Lara tak menanggapi, ia mengangkat kepalanya agar tangis tak semakin pecah. Elusan pelan dipundaknya cukup menenangkan, itu yang membuat ia tegar menceritakan ini semua hingga habis.

"Masalah barcode di paha, itu karna aku gak mau disentuh lagi sama Agas. Aku sengaja rusak biar gak cantik lagi, tapi aku salah," Lara menjeda ucapannya, "Dia bahkan masih ngelakuin hal bejat ke aku."

Tak tahan, Alva segera mendekap tubuh Lara.

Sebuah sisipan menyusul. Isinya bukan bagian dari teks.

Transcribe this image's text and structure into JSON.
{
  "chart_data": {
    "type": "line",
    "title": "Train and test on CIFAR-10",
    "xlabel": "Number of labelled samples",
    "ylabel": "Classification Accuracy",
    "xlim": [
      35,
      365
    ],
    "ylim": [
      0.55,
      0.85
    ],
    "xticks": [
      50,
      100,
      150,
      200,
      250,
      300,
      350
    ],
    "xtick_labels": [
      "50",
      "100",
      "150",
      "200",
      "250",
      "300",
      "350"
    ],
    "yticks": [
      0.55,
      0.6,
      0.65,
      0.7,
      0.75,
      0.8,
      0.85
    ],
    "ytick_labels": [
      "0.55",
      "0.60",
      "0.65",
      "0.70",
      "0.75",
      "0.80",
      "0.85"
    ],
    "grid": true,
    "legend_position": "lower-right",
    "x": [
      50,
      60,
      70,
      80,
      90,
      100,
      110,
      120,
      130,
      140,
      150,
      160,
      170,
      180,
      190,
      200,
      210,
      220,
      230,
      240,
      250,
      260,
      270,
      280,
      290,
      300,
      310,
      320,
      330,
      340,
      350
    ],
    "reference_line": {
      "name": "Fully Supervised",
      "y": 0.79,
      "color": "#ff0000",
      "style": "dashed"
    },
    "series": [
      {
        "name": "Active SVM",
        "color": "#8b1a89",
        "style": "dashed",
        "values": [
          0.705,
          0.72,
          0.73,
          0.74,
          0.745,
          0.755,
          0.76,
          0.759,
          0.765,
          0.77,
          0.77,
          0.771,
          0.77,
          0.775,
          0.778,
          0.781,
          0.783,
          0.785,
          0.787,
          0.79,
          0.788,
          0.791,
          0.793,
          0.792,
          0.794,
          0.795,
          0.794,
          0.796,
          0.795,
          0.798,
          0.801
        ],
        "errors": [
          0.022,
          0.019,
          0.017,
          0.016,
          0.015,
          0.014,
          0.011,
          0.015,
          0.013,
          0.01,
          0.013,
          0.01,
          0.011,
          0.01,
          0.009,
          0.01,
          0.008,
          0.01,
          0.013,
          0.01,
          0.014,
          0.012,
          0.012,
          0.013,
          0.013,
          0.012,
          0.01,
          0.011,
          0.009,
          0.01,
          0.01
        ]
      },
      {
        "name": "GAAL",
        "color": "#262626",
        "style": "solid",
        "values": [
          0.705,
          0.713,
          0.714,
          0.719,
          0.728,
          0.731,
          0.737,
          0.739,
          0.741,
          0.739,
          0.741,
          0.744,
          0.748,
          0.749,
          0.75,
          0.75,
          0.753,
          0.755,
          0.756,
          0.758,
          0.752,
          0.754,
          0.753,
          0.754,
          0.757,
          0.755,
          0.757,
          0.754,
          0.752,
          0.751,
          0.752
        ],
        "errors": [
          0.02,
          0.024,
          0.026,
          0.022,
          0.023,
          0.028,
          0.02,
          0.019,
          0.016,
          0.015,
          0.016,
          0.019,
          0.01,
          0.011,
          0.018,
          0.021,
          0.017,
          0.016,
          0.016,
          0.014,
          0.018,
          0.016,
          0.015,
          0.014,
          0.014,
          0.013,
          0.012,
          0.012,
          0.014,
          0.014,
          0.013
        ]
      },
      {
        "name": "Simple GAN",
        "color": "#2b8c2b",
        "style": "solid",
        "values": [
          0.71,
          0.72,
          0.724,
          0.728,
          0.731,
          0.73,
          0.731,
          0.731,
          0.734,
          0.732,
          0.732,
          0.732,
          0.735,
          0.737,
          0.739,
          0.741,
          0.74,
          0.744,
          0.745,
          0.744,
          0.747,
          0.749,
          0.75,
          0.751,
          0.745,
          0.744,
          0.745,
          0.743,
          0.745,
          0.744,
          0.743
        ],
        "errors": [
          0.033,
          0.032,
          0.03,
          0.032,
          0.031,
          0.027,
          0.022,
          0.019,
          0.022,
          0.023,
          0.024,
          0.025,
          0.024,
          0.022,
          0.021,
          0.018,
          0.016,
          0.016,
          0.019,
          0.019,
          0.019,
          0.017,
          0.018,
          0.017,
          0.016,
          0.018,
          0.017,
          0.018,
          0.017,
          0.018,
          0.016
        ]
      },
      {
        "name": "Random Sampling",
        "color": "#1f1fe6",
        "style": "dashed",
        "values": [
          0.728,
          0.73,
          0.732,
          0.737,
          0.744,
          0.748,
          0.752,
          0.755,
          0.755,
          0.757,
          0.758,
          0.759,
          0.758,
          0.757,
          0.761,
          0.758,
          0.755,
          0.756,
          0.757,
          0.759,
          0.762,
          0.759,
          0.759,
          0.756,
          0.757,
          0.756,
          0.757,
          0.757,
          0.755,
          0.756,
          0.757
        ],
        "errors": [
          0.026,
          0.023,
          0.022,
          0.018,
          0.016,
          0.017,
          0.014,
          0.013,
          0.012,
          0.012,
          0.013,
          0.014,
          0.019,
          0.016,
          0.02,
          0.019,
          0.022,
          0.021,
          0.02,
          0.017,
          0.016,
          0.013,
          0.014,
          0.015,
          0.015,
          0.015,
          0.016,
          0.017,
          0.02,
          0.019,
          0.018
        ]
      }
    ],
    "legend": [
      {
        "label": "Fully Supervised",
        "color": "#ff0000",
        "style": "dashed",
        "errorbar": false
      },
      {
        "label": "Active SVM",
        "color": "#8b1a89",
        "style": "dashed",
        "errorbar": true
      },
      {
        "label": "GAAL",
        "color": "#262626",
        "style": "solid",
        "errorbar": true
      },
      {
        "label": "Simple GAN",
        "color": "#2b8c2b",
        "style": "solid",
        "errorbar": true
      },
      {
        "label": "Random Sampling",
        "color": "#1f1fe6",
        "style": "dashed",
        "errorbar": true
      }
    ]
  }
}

Runtuh sudah ketangguhannya, akhirnya Lara tetap menangis tersedu-sedu dipelukan Alva.

"Gua bangga sama lo," ujar Alva disela-sela kecupan singkat yang ia layangkan di pipi Lara.

"Aku rusak, Al."

"Gua gak suka lo ngomong gitu, menurut gua lo tetap berharga." ucap Alva, "Mulai sekarang kalo lo tetap berhubungan sama Agas, gua yang bakal jadi orang paling depan buat ngejauhin kalian. Gua tau gua gak ada hak, tapi gua gak mau lo makin sakit."

"Terimakasih, Alva. Aku berhutang budi sama kamu."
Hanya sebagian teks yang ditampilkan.